I didn’t become a fan of the Pixies until much later in my life and for the longest time I was merely a casual observer of the genius that this band possess. In 2010 through to 2011 I threw myself deep into each of their previous albums and became addicted to their unique pop music dialogue and I of course in the process started to understand the extreme influence this band had over the 1990’s version of indie guitar rock music. I graduated to fanatic status in 2013 when the band released EP1 with the EPs lead track “Indie Cindy” totally blowing my mind apart. I was also secretly happy at how much dissatisfaction it caused those purist assholes who typically boycotted it. What this new material represented was a band with age and wisdom on their side with the end results being a delicious mix of healthy nostalgia and evolution. To have the band finally release EP1, EP2 and EP3 as one full length album – titled “Indie Cindy” – was the real reward for my “later in life” fan experience.
The negative flipside to all this is the sentimentality people had for the Pixies and their previous albums. This was bound to ruin the experience of “Indie Cindy” for so many and for a while I almost avoided reviewing the album because I couldn’t handle fielding the bummer energy of those people who are eternally miserable and suffering a yearning for their youth. I much prefer the musicians / artists I admire to grow up and make music relevant to their own current emotional intelligence. I’m extremely comfortable saying that “Indie Cindy” is a worthy entry into the Pixies musical legacy. I am also confident that my credibility will be questioned considering I’ve only been a fan of the band for the past four years of my life.
The logistics of legacy aside, this is a fantastic pop album which shows how important Frank Black is as a songwriter. He’s now gone beyond just being an underground indie hero with it becoming quite clear that he’s entering a beautiful era with this new Pixies material that will position him among the great pop song manipulators. The way he can push a song from psychedelic to brash intense punk to bubble-gum pop in the course of one song has always been impressive but on “Indie Cindy” there is more muscle behind it, giving a stronger almost stadium ready vibe to a lot of this material. The real winner on “Indie Cindy” is the delightful movement from the heartfelt swoon of “Andro Queen” into the infectious gallop of “Snakes” – a perfect example of Black’s brilliance and my favourite set of songs on the record.
On “Indie Cindy” The Pixies are releasing music for music’s sake and that joy beams off of each track.
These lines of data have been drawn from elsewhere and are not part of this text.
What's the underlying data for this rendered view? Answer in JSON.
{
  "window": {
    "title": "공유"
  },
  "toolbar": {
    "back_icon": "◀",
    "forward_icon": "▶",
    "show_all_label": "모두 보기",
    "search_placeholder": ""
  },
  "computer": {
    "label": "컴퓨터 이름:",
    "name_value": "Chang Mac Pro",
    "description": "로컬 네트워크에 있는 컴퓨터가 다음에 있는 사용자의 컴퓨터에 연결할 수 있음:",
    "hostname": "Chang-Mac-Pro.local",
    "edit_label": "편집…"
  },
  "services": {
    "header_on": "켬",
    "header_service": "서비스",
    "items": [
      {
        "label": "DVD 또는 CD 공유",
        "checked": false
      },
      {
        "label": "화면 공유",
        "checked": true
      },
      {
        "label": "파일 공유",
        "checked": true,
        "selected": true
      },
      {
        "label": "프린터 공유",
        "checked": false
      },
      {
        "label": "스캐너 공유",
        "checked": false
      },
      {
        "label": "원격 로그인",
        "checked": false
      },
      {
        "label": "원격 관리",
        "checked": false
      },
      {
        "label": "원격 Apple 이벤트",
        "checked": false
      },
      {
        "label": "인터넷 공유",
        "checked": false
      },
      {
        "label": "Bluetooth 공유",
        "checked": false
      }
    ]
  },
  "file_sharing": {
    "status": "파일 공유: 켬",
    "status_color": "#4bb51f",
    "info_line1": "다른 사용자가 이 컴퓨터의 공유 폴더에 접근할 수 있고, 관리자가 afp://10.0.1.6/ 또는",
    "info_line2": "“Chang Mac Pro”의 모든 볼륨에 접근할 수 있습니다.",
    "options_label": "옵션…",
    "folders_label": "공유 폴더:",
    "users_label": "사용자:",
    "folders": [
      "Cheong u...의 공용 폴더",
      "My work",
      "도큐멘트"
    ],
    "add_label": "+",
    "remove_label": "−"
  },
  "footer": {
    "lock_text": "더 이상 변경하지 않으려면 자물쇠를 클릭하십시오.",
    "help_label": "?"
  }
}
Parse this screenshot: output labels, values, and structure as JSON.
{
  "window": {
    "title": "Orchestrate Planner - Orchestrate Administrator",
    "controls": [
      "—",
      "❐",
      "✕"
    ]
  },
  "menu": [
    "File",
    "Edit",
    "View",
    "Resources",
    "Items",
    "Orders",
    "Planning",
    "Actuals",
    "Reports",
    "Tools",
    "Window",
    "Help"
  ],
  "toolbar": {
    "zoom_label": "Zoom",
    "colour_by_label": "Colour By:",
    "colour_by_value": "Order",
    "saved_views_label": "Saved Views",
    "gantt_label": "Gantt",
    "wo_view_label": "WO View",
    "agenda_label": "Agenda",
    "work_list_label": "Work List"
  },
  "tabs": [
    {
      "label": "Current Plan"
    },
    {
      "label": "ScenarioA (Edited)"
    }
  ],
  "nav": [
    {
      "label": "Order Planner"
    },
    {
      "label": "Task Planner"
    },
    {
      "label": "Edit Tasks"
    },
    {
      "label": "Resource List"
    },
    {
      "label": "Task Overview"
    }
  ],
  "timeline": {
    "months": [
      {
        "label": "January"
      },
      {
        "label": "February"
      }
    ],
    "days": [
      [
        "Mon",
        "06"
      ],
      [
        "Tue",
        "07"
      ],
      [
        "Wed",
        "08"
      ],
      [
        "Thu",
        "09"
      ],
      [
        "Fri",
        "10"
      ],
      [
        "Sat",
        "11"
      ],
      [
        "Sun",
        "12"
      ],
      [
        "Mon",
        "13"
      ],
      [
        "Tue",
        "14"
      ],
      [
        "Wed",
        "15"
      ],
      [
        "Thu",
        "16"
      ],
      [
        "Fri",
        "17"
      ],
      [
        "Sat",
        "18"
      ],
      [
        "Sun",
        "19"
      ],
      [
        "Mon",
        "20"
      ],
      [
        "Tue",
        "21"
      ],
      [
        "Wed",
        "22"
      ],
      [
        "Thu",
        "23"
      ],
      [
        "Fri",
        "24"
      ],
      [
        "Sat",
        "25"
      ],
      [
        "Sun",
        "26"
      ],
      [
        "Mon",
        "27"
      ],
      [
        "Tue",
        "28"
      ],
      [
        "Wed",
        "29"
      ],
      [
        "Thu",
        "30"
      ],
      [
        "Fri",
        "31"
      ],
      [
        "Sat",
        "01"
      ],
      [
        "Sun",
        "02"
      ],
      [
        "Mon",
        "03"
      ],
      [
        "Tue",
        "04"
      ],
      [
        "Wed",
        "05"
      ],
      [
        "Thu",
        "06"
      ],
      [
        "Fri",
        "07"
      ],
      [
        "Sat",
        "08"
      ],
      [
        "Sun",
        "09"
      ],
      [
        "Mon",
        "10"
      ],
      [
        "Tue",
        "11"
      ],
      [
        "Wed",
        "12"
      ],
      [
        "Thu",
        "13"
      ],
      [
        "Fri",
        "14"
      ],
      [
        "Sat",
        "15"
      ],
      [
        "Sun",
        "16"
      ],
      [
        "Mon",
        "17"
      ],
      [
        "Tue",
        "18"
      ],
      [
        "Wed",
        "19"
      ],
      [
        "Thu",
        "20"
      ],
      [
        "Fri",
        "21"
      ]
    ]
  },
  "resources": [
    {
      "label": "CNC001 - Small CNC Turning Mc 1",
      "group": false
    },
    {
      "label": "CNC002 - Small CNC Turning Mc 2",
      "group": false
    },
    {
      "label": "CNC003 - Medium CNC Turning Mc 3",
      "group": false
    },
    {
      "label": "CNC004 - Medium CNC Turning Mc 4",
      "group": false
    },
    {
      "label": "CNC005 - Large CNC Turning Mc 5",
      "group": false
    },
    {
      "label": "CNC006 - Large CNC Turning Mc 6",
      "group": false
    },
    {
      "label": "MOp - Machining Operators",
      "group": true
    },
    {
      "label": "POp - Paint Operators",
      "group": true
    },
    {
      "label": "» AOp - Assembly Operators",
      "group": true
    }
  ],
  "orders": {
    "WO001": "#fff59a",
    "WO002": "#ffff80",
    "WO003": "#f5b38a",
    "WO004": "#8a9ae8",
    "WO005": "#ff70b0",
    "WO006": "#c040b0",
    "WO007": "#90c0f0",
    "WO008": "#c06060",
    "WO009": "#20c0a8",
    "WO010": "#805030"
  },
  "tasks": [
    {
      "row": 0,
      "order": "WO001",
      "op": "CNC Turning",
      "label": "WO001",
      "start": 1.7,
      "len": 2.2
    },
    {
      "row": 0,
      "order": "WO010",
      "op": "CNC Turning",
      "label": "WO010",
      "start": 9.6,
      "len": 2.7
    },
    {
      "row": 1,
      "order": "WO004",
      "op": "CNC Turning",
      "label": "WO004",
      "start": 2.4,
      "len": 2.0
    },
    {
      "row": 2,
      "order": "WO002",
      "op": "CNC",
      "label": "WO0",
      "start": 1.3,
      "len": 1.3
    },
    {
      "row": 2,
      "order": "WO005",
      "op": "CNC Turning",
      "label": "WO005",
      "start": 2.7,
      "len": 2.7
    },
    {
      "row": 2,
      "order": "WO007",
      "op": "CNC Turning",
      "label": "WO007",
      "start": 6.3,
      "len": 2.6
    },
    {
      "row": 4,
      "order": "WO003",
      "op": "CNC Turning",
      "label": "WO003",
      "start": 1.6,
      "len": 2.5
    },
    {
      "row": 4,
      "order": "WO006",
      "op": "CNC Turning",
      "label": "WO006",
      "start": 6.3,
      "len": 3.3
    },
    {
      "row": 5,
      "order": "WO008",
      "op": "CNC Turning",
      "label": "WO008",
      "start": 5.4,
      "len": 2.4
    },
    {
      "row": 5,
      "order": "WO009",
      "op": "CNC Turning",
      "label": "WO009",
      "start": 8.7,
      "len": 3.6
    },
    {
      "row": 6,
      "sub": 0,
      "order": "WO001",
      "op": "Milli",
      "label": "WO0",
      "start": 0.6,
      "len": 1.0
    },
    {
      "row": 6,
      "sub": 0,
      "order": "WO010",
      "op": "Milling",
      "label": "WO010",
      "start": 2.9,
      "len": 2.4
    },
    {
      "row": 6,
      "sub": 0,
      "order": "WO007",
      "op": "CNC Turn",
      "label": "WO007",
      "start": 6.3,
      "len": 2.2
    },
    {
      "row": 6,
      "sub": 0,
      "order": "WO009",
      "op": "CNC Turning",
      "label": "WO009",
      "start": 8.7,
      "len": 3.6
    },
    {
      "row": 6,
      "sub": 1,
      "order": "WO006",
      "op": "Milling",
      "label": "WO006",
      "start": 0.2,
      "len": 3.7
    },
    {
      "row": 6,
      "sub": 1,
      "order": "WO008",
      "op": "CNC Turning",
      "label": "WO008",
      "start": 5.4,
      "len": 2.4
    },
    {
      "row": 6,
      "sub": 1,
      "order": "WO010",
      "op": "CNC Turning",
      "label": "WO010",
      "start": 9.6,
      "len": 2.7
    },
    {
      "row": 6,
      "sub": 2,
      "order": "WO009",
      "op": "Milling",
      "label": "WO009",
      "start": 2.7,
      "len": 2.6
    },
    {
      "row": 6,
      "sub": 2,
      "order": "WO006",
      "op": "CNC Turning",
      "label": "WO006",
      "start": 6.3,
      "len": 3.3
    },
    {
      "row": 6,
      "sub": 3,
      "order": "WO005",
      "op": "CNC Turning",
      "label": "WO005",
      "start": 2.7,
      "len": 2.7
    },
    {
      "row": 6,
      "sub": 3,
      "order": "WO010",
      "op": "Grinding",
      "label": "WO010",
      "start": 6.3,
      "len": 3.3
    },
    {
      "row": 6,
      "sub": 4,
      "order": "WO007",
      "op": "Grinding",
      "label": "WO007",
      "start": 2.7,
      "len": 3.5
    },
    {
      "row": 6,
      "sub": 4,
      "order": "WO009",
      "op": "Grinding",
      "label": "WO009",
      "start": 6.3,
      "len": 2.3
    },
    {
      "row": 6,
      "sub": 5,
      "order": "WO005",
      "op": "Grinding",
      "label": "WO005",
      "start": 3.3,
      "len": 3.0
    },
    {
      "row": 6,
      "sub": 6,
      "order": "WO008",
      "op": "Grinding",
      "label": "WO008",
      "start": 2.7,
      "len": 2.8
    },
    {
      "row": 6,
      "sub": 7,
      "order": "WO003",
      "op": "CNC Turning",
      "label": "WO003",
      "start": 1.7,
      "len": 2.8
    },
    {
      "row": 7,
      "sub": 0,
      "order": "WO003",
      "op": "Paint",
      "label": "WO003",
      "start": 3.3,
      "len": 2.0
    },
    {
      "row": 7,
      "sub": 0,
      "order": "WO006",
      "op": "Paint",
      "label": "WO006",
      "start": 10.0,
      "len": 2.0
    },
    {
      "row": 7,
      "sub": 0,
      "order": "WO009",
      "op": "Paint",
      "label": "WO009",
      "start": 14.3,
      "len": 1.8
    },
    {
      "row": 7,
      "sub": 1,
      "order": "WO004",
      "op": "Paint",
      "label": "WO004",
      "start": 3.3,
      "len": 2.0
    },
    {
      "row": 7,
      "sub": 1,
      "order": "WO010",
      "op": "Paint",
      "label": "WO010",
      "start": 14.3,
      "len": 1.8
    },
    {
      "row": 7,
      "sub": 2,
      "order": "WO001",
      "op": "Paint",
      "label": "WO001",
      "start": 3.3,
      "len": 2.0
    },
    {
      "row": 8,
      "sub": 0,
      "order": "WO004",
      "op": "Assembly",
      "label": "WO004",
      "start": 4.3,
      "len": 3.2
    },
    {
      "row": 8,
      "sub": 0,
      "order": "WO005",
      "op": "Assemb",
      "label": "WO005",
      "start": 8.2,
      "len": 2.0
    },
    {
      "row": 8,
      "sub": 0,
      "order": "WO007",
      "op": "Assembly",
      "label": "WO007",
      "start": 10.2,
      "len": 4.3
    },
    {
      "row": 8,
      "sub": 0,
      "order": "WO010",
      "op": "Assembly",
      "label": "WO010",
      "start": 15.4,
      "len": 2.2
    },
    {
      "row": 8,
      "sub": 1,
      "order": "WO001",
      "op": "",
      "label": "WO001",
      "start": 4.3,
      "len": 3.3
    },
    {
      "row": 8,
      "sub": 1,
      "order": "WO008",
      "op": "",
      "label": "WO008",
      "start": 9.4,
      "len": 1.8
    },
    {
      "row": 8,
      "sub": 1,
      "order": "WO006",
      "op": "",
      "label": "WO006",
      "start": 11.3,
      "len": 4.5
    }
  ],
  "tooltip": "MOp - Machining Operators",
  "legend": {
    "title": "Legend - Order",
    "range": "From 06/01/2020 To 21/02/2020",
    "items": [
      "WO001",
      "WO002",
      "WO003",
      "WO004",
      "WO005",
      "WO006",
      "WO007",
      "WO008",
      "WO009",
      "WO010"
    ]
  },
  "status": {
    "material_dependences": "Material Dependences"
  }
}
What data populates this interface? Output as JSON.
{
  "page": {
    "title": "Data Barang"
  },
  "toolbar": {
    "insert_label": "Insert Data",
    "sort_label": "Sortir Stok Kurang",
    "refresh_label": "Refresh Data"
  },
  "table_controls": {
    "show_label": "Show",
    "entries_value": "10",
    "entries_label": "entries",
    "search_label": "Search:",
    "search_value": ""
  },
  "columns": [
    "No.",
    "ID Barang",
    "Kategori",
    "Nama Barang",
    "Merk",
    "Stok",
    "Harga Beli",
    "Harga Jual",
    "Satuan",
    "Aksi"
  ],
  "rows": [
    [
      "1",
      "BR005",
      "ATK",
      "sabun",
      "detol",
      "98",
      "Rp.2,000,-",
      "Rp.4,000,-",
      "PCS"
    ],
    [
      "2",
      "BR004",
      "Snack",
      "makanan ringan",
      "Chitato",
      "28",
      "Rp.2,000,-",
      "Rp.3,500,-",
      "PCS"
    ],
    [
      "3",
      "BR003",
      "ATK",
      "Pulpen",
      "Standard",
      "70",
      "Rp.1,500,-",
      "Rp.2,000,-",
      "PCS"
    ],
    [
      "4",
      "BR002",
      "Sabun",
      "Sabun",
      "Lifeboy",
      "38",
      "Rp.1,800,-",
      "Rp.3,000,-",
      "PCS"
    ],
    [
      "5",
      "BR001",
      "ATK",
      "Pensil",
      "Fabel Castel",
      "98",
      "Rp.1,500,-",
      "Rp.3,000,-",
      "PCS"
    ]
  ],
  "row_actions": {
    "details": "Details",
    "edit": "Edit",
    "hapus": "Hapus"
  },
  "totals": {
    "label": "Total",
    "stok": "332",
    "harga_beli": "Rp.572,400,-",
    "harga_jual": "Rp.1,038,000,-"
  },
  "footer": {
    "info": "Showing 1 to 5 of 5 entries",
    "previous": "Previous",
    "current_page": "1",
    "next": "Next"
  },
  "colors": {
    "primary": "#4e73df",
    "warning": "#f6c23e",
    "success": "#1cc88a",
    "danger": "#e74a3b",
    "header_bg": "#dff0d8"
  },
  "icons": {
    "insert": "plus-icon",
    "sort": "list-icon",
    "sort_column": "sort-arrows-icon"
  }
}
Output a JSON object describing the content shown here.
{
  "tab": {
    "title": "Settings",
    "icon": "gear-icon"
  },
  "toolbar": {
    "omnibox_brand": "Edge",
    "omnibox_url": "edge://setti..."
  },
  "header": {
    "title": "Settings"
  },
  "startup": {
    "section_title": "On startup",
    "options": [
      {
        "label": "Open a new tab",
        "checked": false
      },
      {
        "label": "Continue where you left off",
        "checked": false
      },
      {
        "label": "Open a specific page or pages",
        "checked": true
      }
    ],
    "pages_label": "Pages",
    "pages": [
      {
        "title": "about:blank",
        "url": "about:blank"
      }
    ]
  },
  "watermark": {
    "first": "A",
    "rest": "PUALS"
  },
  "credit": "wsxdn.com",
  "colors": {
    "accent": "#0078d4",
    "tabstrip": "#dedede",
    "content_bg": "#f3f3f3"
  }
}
Whether they lose or gain fans is irrelevant because they have already done so much to infect the DNA of independent rock music and shape it for the better. I have to be honest and say that when I’m in the mood for Pixies music these days I put on this record because it gives so much more than the previous discography and picks up where the band left us. The songs on “Indie Cindy” are new classics waiting to happen and with hindsight I truly believe that humans will salute the brilliance of this album. I cannot fault it personally and even with the Kim Deal sized hole in some sections it never becomes boring or lacking. Having Kim’s influence on some of this music would have indeed taken it beyond the stratosphere but at the same time the songs do not suffer as a result and I personally yearn for what Kim does with The Breeders moving forward.
In 2014 it is nice to have one of the innovators of guitar rock return with something fresh, exciting and futuristic that serves the legacy and gives us a glimpse at what is to come.